X-ray diffraction pattern of calcined large-pore KIT-6 materials.
TEM pictures of large-pore (a) KIT-6 and (b) KIT-6/TMB materials.
3.2 Surface properties
TGA measurements performed on calcined materials reveal that all the large-pore silicas prepared in this study feature a low-density of silanol groups, especially in the case of the cubic structures of KIT-6 type (Table 3). For SBA-15 and SBA-15/TMB, the density of silanol groups stands between 2 and 2.6 SiOH/nm2, while for KIT-6 and KIT-6/TMB a value around 1.2–1.5 SiOH/nm2 is obtained. Water adsorption isotherms confirm the low polarity of the surfaces. The shapes of the isotherms are more of the type III of the Brunauer isotherms classification [34], indicating a very low affinity of the surface for water molecules, rather than of type I as generally observed for hydroxylated silicas. It is therefore not fully appropriate to use the BET transformation [34] to evaluate a monolayer water coverage because the BET transformation curves show very low or no linearity in the range: 0.05 < p/p0 < 0.2. Nevertheless, some calculations have been conducted to evaluate a monolayer coverage from the linear parts of the BET transformations between 0.1 < p/p0 < 0.4 for SBA materials and between 0.2 < p/p0 < 0.4 for KIT-6, where a sufficient amount of water could cover the surface. Around 3–4 H2O/nm2 have been approximated for SBA-type materials and around 2–3 H2O/nm2 for KIT-type materials. The correlation with silanol density seems therefore to be of two water molecules per silanol group.
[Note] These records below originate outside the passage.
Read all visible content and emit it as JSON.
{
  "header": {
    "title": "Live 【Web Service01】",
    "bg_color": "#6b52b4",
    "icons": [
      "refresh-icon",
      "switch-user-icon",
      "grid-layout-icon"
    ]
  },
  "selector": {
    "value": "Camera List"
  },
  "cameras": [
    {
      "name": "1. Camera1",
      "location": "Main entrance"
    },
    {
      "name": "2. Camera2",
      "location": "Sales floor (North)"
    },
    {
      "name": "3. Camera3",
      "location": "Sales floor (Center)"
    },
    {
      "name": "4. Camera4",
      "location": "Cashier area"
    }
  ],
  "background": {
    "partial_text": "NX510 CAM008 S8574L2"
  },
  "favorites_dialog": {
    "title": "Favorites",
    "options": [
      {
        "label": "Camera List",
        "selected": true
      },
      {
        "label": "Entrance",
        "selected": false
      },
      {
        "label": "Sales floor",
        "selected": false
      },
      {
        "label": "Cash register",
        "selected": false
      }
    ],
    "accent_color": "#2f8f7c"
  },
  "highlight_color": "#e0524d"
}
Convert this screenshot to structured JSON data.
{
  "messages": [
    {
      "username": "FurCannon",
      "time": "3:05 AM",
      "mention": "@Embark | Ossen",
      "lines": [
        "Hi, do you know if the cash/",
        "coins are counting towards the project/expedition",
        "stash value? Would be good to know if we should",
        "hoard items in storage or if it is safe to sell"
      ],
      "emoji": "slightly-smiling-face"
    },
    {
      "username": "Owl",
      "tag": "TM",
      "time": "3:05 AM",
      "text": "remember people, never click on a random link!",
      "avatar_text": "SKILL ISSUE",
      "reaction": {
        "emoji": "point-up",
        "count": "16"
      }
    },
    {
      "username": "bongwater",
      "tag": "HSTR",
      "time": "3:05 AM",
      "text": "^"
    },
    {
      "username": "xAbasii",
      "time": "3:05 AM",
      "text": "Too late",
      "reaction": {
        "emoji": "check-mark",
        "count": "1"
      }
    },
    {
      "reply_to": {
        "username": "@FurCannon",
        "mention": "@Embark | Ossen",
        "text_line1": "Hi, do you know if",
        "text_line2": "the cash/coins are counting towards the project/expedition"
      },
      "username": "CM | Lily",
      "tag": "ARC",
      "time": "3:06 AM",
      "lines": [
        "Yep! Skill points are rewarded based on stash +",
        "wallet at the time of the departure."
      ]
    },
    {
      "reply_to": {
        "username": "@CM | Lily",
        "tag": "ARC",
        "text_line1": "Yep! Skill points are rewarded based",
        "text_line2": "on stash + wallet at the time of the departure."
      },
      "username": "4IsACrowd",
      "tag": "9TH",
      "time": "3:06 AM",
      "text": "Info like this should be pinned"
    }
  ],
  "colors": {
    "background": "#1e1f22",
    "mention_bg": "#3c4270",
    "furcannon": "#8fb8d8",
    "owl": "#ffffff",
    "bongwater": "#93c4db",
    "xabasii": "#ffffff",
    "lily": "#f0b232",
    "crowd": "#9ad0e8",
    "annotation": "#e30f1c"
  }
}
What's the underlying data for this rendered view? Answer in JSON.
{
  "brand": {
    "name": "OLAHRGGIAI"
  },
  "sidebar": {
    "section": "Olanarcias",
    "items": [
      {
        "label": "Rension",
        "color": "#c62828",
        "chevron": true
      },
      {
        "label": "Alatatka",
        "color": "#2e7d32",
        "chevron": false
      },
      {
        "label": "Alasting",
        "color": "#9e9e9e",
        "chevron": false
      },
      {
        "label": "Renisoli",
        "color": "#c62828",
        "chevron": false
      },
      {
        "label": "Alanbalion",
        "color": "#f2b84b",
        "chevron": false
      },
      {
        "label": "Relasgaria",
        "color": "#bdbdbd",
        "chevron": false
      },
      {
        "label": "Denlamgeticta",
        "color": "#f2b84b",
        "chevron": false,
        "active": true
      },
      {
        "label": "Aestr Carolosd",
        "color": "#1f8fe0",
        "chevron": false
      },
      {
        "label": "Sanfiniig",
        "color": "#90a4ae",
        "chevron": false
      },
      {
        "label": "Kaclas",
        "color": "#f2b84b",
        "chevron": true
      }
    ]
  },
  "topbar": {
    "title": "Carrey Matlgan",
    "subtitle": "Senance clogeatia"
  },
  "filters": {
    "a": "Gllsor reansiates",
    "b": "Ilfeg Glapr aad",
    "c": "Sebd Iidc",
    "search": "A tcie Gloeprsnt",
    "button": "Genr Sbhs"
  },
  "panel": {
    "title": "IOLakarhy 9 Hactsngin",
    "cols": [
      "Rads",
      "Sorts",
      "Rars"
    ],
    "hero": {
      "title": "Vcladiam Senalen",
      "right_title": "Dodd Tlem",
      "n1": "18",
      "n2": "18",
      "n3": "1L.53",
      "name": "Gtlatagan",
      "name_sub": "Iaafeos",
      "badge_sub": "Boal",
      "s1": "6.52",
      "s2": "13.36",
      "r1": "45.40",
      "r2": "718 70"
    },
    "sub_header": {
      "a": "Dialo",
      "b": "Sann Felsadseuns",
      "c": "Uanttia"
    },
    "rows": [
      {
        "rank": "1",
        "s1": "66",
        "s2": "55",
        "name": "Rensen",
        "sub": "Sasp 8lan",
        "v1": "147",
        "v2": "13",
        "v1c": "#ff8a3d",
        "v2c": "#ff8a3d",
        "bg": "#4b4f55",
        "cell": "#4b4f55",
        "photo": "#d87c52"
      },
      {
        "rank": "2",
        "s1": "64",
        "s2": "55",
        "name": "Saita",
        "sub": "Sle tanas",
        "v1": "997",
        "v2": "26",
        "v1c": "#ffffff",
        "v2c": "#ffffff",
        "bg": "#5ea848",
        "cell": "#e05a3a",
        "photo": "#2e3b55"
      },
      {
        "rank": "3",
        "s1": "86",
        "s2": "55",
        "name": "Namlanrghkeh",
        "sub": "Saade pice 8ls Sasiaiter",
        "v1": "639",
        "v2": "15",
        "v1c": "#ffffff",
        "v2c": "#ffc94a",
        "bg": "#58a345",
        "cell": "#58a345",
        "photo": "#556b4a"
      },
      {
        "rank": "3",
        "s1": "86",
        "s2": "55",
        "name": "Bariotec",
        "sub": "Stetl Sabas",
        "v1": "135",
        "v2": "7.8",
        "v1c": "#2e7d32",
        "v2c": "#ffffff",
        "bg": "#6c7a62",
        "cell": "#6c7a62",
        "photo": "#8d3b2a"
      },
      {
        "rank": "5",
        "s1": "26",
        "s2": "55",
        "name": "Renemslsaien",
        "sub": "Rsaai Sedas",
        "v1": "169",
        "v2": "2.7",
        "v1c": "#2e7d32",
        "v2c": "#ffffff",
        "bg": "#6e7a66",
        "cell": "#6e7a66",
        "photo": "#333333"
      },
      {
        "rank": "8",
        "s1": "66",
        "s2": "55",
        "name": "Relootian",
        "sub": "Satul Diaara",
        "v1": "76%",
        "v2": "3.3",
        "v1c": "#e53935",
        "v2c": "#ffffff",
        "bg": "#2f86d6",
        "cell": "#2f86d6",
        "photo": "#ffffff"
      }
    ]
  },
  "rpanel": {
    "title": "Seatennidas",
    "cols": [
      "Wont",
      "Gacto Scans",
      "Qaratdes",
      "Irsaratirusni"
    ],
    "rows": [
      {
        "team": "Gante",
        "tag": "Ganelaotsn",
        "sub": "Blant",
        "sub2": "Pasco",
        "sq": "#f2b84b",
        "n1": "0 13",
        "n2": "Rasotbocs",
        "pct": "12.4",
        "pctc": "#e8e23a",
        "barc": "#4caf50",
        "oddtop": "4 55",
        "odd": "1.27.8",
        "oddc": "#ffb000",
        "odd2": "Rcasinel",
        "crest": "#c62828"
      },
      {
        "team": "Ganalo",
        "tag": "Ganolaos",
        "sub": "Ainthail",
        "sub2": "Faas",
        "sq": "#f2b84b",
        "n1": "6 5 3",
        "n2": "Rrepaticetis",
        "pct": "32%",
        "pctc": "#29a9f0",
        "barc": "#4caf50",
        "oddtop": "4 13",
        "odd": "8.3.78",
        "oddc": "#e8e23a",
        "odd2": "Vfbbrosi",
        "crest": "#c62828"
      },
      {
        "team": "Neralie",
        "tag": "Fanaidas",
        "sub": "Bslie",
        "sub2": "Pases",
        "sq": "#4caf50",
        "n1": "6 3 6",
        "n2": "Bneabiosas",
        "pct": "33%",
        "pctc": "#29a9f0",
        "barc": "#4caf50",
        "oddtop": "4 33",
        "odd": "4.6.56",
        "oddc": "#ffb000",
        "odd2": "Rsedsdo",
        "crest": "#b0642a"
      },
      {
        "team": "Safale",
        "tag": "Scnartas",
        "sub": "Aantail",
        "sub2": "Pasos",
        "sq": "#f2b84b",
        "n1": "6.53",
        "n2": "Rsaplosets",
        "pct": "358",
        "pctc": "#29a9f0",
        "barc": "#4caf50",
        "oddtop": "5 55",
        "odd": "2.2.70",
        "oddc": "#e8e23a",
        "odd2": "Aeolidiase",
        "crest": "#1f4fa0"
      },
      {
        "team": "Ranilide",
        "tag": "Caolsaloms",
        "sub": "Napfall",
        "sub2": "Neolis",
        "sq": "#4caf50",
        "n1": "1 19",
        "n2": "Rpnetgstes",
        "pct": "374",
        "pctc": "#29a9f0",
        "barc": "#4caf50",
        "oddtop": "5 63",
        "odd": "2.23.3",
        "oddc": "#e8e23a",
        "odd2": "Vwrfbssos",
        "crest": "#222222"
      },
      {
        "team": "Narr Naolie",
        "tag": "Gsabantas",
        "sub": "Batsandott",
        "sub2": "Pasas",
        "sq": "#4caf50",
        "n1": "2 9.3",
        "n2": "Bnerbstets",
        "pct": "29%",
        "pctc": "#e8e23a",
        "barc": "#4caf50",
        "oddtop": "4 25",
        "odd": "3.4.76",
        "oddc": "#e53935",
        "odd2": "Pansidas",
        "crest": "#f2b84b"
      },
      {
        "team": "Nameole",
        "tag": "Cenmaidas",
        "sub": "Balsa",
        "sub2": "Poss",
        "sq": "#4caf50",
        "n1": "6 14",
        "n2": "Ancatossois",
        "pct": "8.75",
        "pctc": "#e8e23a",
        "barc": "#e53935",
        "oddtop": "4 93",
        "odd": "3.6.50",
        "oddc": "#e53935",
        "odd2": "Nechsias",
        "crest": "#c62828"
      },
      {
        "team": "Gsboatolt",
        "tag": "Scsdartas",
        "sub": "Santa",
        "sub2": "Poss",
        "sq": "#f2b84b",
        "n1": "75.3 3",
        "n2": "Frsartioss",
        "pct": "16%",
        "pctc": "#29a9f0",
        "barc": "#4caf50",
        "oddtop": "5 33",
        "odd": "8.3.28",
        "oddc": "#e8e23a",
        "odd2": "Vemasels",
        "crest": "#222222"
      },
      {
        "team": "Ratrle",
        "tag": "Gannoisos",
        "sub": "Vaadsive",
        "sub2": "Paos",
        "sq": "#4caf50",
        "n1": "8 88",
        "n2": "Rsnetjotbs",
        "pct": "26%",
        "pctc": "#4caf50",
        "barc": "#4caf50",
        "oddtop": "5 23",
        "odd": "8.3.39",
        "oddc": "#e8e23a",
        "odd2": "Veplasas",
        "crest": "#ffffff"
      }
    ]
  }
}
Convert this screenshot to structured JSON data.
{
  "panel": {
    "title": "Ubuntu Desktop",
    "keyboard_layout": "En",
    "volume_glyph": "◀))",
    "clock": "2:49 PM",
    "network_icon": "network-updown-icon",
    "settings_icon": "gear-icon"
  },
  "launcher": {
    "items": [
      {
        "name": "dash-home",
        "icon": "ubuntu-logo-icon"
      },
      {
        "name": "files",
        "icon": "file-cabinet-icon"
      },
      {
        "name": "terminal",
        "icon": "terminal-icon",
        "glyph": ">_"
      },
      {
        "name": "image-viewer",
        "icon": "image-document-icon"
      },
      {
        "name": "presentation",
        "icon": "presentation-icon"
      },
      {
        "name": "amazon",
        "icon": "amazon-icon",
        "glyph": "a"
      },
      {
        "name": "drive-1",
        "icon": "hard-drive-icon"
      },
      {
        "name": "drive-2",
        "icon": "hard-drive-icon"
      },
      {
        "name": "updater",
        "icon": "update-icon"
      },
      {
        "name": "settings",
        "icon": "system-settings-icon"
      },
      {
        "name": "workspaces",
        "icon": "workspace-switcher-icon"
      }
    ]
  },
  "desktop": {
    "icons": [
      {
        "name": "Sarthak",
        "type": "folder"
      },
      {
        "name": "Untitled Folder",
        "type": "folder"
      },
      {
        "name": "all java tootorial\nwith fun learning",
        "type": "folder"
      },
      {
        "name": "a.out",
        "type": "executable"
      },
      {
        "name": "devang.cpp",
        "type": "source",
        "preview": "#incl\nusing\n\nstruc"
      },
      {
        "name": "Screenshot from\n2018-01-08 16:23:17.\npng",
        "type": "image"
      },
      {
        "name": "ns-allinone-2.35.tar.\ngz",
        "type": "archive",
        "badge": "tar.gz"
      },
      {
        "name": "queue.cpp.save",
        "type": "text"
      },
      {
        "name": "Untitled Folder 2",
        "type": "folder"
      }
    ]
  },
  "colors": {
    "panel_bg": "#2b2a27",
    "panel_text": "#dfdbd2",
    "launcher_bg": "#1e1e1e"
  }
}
In SBA-type materials, and more particularly in KIT-type materials, the silanol groups should be located far apart from each other leading to isolated hydrophobic silanol groups.
Bulk and surface characterization of SBA-15, SBA/TMB, KIT-6, KIT/TMB.
| Samples no. | Type | S (m2/g) | Water weight loss 200–800 ̊C mg/g silica | SiOH (TGA) mmol/g | SiOH/nm2 (TGA) | Water ads at p/p0 = 0.4 H2O/nm2 | Water ads at monolayer coverage H2O/nm2 |
| 1 | SBA-15 | 550 | 16.2 | 1.80 | 1.96 | 3.3 | 2.9 |
| 18 | SBA/TMB | 259 | 10.3 | 1.14 | 2.64 | 3.9 | 4.9 |
| 10 | KIT-6 | 609 | 10.6 | 1.18 | 1.16 | 2.0 | 2.5 |
| 12 | KIT-6 | 535 | 12.2 | 1.34 | 1.52 | 2.3 | 2.1 |
| 14 | KIT/TMB | 530 | 11 | 1.22 | 1.38 | 2.6 | 2.8 |
In spite of the difference in density of surface silanol groups found on the two series of materials, a similar level of grafting of glycidoxypropylsilane, corresponding to a density of 0.56 ± 0.10 epoxy/nm2, was achieved for all samples, as shown in Table 4. Taking into account the surface areas developed or the density of the samples, these materials feature immobilized epoxy amounts suitable to graft bulky molecules such as antibodies adjustable between 300 and 550 μmol/g of silica or between 80 and 170 μmol/mL of column. These values are close to those of the commercial polymeric stationary phases used in affinity chromatography. Large-pore SBA-15 type materials could therefore compete with traditional chromatographic support phases.
Density of the samples and amount of epoxy grafted on SBA-15, SBA/TMB, KIT-6, KIT/TMB samples.
| Samples no. | Type | Density (g/cm3) | Surface area (m2/g) | 3-glycidoxy propylsilane (μmol/g) | molecule/nm2 |
| 1 | SBA-15 | 0.26 | 550 | 543 | 0.59 |
| 5 | SBA/TMB | 0.22 | 417 | 306 | 0.44 |
| 18 | SBA/TMB | 259 | 294 | 0.69 | |
| 19 | SBA/TMB | 0.21 | 345 | 375 | 0.66 |
| 12 | KIT-6 | 0.33 | 535 | 451 | 0.51 |
| 11 | KIT-6 | 0.24 | 488 | 433 | 0.53 |
| 14 | KIT/TMB | 0.35 | 530 | 483 | 0.55 |
4 Conclusion
Large-pore high surface area silica materials have been prepared by adapting the synthesis conditions of MTS of the SBA-15 and KIT-6 families. The most relevant results in terms of possible application in the field of HPAC have been obtained with the SBA-15 series. Pore sizes have been increased from 8 to 25 nm while maintaining a surface area of 300 m2/g or above and a very narrow distribution of pore and particle sizes. Surface functionalization with glycidoxypropylsilane allowed to produce supports with a high density of epoxy groups prone to immobilize bulky biological ligands such as antibodies or proteins.
Acknowledgements
Authors thank the European council for financial support through European Integrative Project of FP6 named “Advanced interactive materials by design” (AIMS).